The findings of the experiment are explained by the authors:

One can imagine at least three possible outcomes ex ante. First, there is the null hypothesis that the background environment has no effect on updating behavior across experimental conditions. Second, the strategic element in the Strategic condition could serve to exacerbate updating errors for the interested party, particularly when the observed draws favor her preferred state of the world having been realized. Third, this additional consideration might serve to ameliorate updating errors for the Even role in the Strategic condition, perhaps because this causes her to pay more attention to the task at hand or perhaps because the CB helps to counteract other decision-making biases.

In fact, we find that players in the Even role are less susceptible to confirmation bias. We find a considerable degree of conservatism (under-updating) for players in both roles and in both conditions; people rarely update sufficiently on the basis of observed draws. People do guess close to 50 percent in the easy case when the same numbers of black and white balls have been drawn.

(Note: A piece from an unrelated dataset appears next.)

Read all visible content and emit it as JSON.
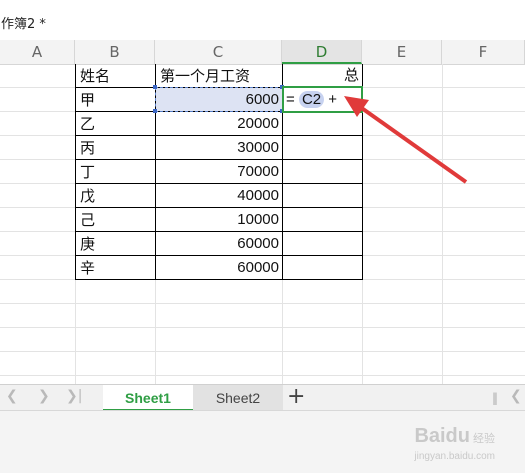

However, we find that the average belief is closer to 50 percent than the Bayesian prediction for all other combination of draws; furthermore, our regression results indicate that the tendency to under-update is greater for Odd players than for Even players.

Since an individual suffering from CB would be expected to give a confirmatory signal relatively more weight than would a Bayesian, one might see this improvement as a simple consequence. However, the effect on updating occurs both when the preferred state of the world (which for Even players is that more white balls have been drawn) is likely and when it is unlikely. Our reading of the situation is that a person who has a vested interest in the underlying state would be emotionally prone to (if anything) give less weight to an unhappy signal that confirms the unfavorable state; in this case, one would expect to see a disconfirmation bias, or at least less of a confirmation bias. This suggests that the effect may be driven by factors such as increased attention to the updating problem or the complexity of the background environment.

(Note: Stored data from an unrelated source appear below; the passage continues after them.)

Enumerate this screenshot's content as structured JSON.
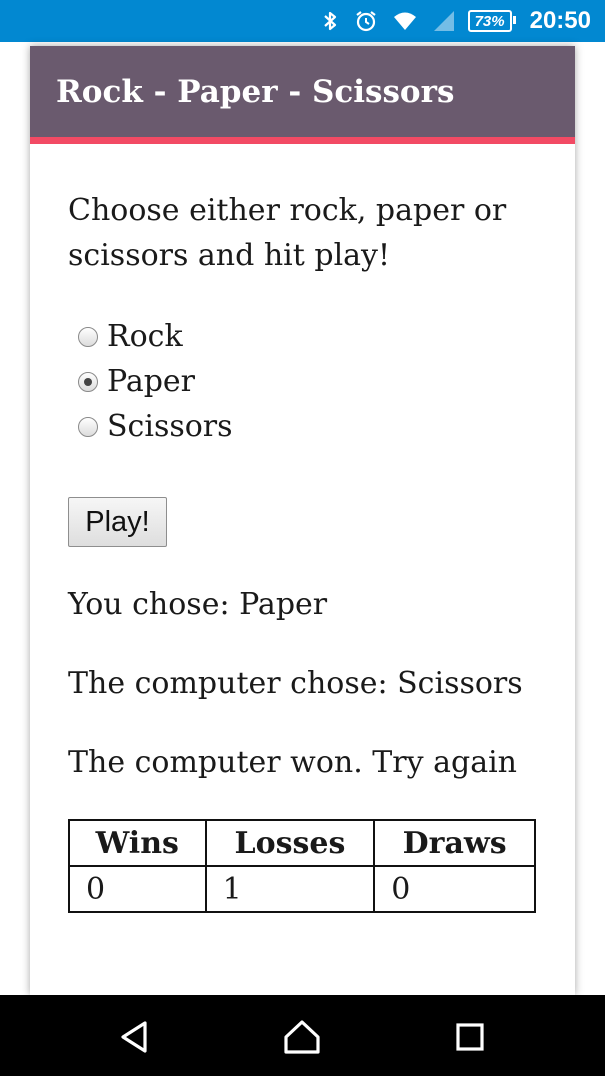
{
  "status_bar": {
    "battery": "73%",
    "time": "20:50",
    "icons": [
      "bluetooth-icon",
      "alarm-icon",
      "wifi-icon",
      "signal-icon",
      "battery-icon"
    ]
  },
  "app": {
    "title": "Rock - Paper - Scissors"
  },
  "instructions": "Choose either rock, paper or scissors and hit play!",
  "options": [
    {
      "label": "Rock",
      "checked": false
    },
    {
      "label": "Paper",
      "checked": true
    },
    {
      "label": "Scissors",
      "checked": false
    }
  ],
  "play_label": "Play!",
  "results": {
    "you_chose": "You chose: Paper",
    "computer_chose": "The computer chose: Scissors",
    "outcome": "The computer won. Try again"
  },
  "score": {
    "headers": [
      "Wins",
      "Losses",
      "Draws"
    ],
    "values": [
      "0",
      "1",
      "0"
    ]
  },
  "nav_bar": {
    "buttons": [
      "back-icon",
      "home-icon",
      "recents-icon"
    ]
  },
  "colors": {
    "status_bar": "#0288d1",
    "app_bar": "#6a5a6e",
    "accent": "#f24a64"
  }
}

One aspect of the experiment is the games individuals play after the updates. An alternative specification would directly give a payoff to the players. The reason to choose a game was to force them to pay more attention to the states of nature (the type of the urn). The games are very simple and indeed subjects play the equilibrium strategies most of the times (about 85 percent for odd players, and 90 percent for even players). To check this feature of the experimental design, the authors conduct an experiment with the alternative specification, and find that Even players seem less conservative than when end states are associated with games. However, these Even players are more affected by the confirmation-bias in the non-strategic condition. This suggests that beliefs that are motivated by end states being games translates into less of a CB due to heightened attention being paid by people, while the level of conservatism may not be that different.

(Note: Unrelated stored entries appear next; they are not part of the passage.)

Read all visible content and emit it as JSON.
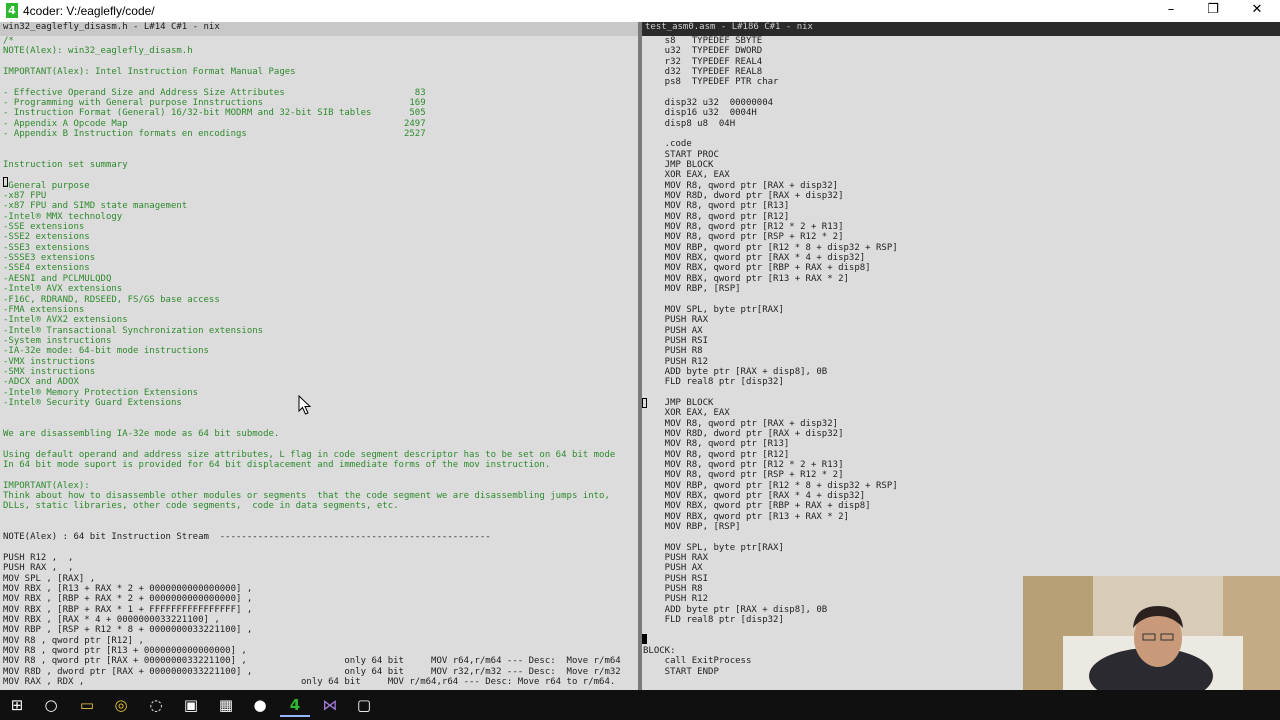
{
  "window": {
    "app_icon_label": "4",
    "title": "4coder: V:/eaglefly/code/",
    "min_glyph": "–",
    "max_glyph": "❐",
    "close_glyph": "✕"
  },
  "left_pane": {
    "header": "win32_eaglefly_disasm.h - L#14 C#1 - nix",
    "lines": [
      "/*",
      "NOTE(Alex): win32_eaglefly_disasm.h",
      "",
      "IMPORTANT(Alex): Intel Instruction Format Manual Pages",
      "",
      "- Effective Operand Size and Address Size Attributes                        83",
      "- Programming with General purpose Innstructions                           169",
      "- Instruction Format (General) 16/32-bit MODRM and 32-bit SIB tables       505",
      "- Appendix A Opcode Map                                                   2497",
      "- Appendix B Instruction formats en encodings                             2527",
      "",
      "",
      "Instruction set summary",
      "",
      "-General purpose",
      "-x87 FPU",
      "-x87 FPU and SIMD state management",
      "-Intel® MMX technology",
      "-SSE extensions",
      "-SSE2 extensions",
      "-SSE3 extensions",
      "-SSSE3 extensions",
      "-SSE4 extensions",
      "-AESNI and PCLMULQDQ",
      "-Intel® AVX extensions",
      "-F16C, RDRAND, RDSEED, FS/GS base access",
      "-FMA extensions",
      "-Intel® AVX2 extensions",
      "-Intel® Transactional Synchronization extensions",
      "-System instructions",
      "-IA-32e mode: 64-bit mode instructions",
      "-VMX instructions",
      "-SMX instructions",
      "-ADCX and ADOX",
      "-Intel® Memory Protection Extensions",
      "-Intel® Security Guard Extensions",
      "",
      "",
      "We are disassembling IA-32e mode as 64 bit submode.",
      "",
      "Using default operand and address size attributes, L flag in code segment descriptor has to be set on 64 bit mode",
      "In 64 bit mode suport is provided for 64 bit displacement and immediate forms of the mov instruction.",
      "",
      "IMPORTANT(Alex):",
      "Think about how to disassemble other modules or segments  that the code segment we are disassembling jumps into,",
      "DLLs, static libraries, other code segments,  code in data segments, etc.",
      "",
      "",
      "NOTE(Alex) : 64 bit Instruction Stream  --------------------------------------------------",
      "",
      "PUSH R12 ,  ,",
      "PUSH RAX ,  ,",
      "MOV SPL , [RAX] ,",
      "MOV RBX , [R13 + RAX * 2 + 0000000000000000] ,",
      "MOV RBX , [RBP + RAX * 2 + 0000000000000000] ,",
      "MOV RBX , [RBP + RAX * 1 + FFFFFFFFFFFFFFFF] ,",
      "MOV RBX , [RAX * 4 + 0000000033221100] ,",
      "MOV RBP , [RSP + R12 * 8 + 0000000033221100] ,",
      "MOV R8 , qword ptr [R12] ,",
      "MOV R8 , qword ptr [R13 + 0000000000000000] ,",
      "MOV R8 , qword ptr [RAX + 0000000033221100] ,                  only 64 bit     MOV r64,r/m64 --- Desc:  Move r/m64",
      "MOV R8D , dword ptr [RAX + 0000000033221100] ,                 only 64 bit     MOV r32,r/m32 --- Desc:  Move r/m32",
      "MOV RAX , RDX ,                                        only 64 bit     MOV r/m64,r64 --- Desc: Move r64 to r/m64."
    ]
  },
  "right_pane": {
    "header": "test_asm0.asm - L#186 C#1 - nix",
    "lines": [
      "    s8   TYPEDEF SBYTE",
      "    u32  TYPEDEF DWORD",
      "    r32  TYPEDEF REAL4",
      "    d32  TYPEDEF REAL8",
      "    ps8  TYPEDEF PTR char",
      "",
      "    disp32 u32  00000004",
      "    disp16 u32  0004H",
      "    disp8 u8  04H",
      "",
      "    .code",
      "    START PROC",
      "    JMP BLOCK",
      "    XOR EAX, EAX",
      "    MOV R8, qword ptr [RAX + disp32]",
      "    MOV R8D, dword ptr [RAX + disp32]",
      "    MOV R8, qword ptr [R13]",
      "    MOV R8, qword ptr [R12]",
      "    MOV R8, qword ptr [R12 * 2 + R13]",
      "    MOV R8, qword ptr [RSP + R12 * 2]",
      "    MOV RBP, qword ptr [R12 * 8 + disp32 + RSP]",
      "    MOV RBX, qword ptr [RAX * 4 + disp32]",
      "    MOV RBX, qword ptr [RBP + RAX + disp8]",
      "    MOV RBX, qword ptr [R13 + RAX * 2]",
      "    MOV RBP, [RSP]",
      "",
      "    MOV SPL, byte ptr[RAX]",
      "    PUSH RAX",
      "    PUSH AX",
      "    PUSH RSI",
      "    PUSH R8",
      "    PUSH R12",
      "    ADD byte ptr [RAX + disp8], 0B",
      "    FLD real8 ptr [disp32]",
      "",
      "    JMP BLOCK",
      "    XOR EAX, EAX",
      "    MOV R8, qword ptr [RAX + disp32]",
      "    MOV R8D, dword ptr [RAX + disp32]",
      "    MOV R8, qword ptr [R13]",
      "    MOV R8, qword ptr [R12]",
      "    MOV R8, qword ptr [R12 * 2 + R13]",
      "    MOV R8, qword ptr [RSP + R12 * 2]",
      "    MOV RBP, qword ptr [R12 * 8 + disp32 + RSP]",
      "    MOV RBX, qword ptr [RAX * 4 + disp32]",
      "    MOV RBX, qword ptr [RBP + RAX + disp8]",
      "    MOV RBX, qword ptr [R13 + RAX * 2]",
      "    MOV RBP, [RSP]",
      "",
      "    MOV SPL, byte ptr[RAX]",
      "    PUSH RAX",
      "    PUSH AX",
      "    PUSH RSI",
      "    PUSH R8",
      "    PUSH R12",
      "    ADD byte ptr [RAX + disp8], 0B",
      "    FLD real8 ptr [disp32]",
      "",
      "",
      "BLOCK:",
      "    call ExitProcess",
      "    START ENDP"
    ]
  },
  "taskbar": {
    "items": [
      {
        "name": "start-icon",
        "glyph": "⊞"
      },
      {
        "name": "cortana-search-icon",
        "glyph": "○"
      },
      {
        "name": "file-explorer-icon",
        "glyph": "▭"
      },
      {
        "name": "chrome-icon",
        "glyph": "◎"
      },
      {
        "name": "github-desktop-icon",
        "glyph": "◌"
      },
      {
        "name": "command-prompt-icon",
        "glyph": "▣"
      },
      {
        "name": "calculator-icon",
        "glyph": "▦"
      },
      {
        "name": "media-app-icon",
        "glyph": "●"
      },
      {
        "name": "4coder-taskbar-icon",
        "glyph": "4"
      },
      {
        "name": "visual-studio-icon",
        "glyph": "⋈"
      },
      {
        "name": "window-app-icon",
        "glyph": "▢"
      }
    ]
  },
  "colors": {
    "editor_bg": "#dcdcdc",
    "comment_green": "#2f8a2f",
    "code_text": "#1f1f1f",
    "taskbar_bg": "#101010",
    "app_icon_green": "#2db92d"
  }
}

Finally, another experiment was conducted with different final games to make sure that there was nothing special in those games that affected the behavior of Even and Odd players. No substantial differences were found with the new games.

The authors conclude:

It is perhaps surprising that such a strong effect on behavior resulted from our rather modest manipulation for motivating beliefs. The only difference in our design is that one set of players has slightly higher equilibrium payoffs in one state of the world than the other, while the other set of players do not. And yet this difference led to a substantial and significant difference in updating. It does in fact appear that people paid more attention when they cared about the underlying state of the world.

References

  1. Charness, G, and Chetan, D. 2017. Confirmation bias with motivated beliefs. Games and Economic Behavior 104, 1-23.
  2. Rabin, M., and Schrag, J.L. 1999. First impressions matter: a model of confirmatory bias. Quarterly Journal of Economics 114, 37–82.
  3. Yariv, L., 2005. I’ll see it when I believe it – a simple model of cognitive consistency. Unpublished manuscript.
  4. Wilson, A., 2014. Bounded memory and biases in information processing. Econometrica 82:6, 2257–2294.